I respectfully suggest that the working group on the right to development, in pilot-testing the criteria recommended by the high level task force, might explore mechanisms that will put in place the enabling environment for people’s genuine participation in the processes of the right to development. Although there is no single method for a human rights-based approach to development, there are agreed minimum and essential elements in the application and practice of such approaches. In this regard, might I also suggest that these practices be documented so that we can have a compilation of selected models that have already been tested. Allow me to share with you, one such model that has been fully documented. I am referring to a recently-concluded human rights community development project, a bilateral programme between the Commission on Human Rights of the Philippines and the New Zealand Human Rights Commission focusing on three selected indigenous communities in the Philippines and counterpart Maori communities in New Zealand. The rich documentation in these two projects illustrate the meaning of peoples’ direct participation in their own development, and with the full engagement and involvement of their local governments, it also gives meaning of effective governance that is congruent to the principles of the right to development.
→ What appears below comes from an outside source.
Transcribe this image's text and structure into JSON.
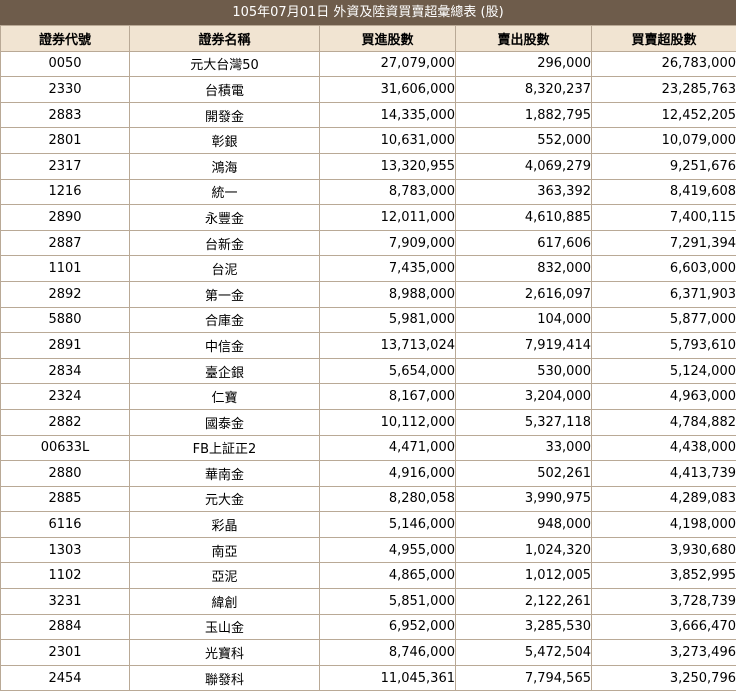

There are surely many other similar activities by individuals and organizations and it should be our task to seek and to highlight these practices. At the same time, we will thus be filling the gap that will otherwise continue to keep the Declaration on the Right to Development in limbo. Many diverse territories are in the midst of great changes brought about by powerful natural and man-made forces causing entire nations to lose their voices, and people who already live in poverty to grow even more impoverished. In the face of these grim realities, it is indeed a formidable task to seek out and highlight good practices that may not be formally labelled as human rights based approaches to development, but nonetheless give effect to the principles of the right to development. That is precisely the locus of hope...among peoples and individuals who can be and indeed are, the primary agents of change, and who have the right to shape their own destiny.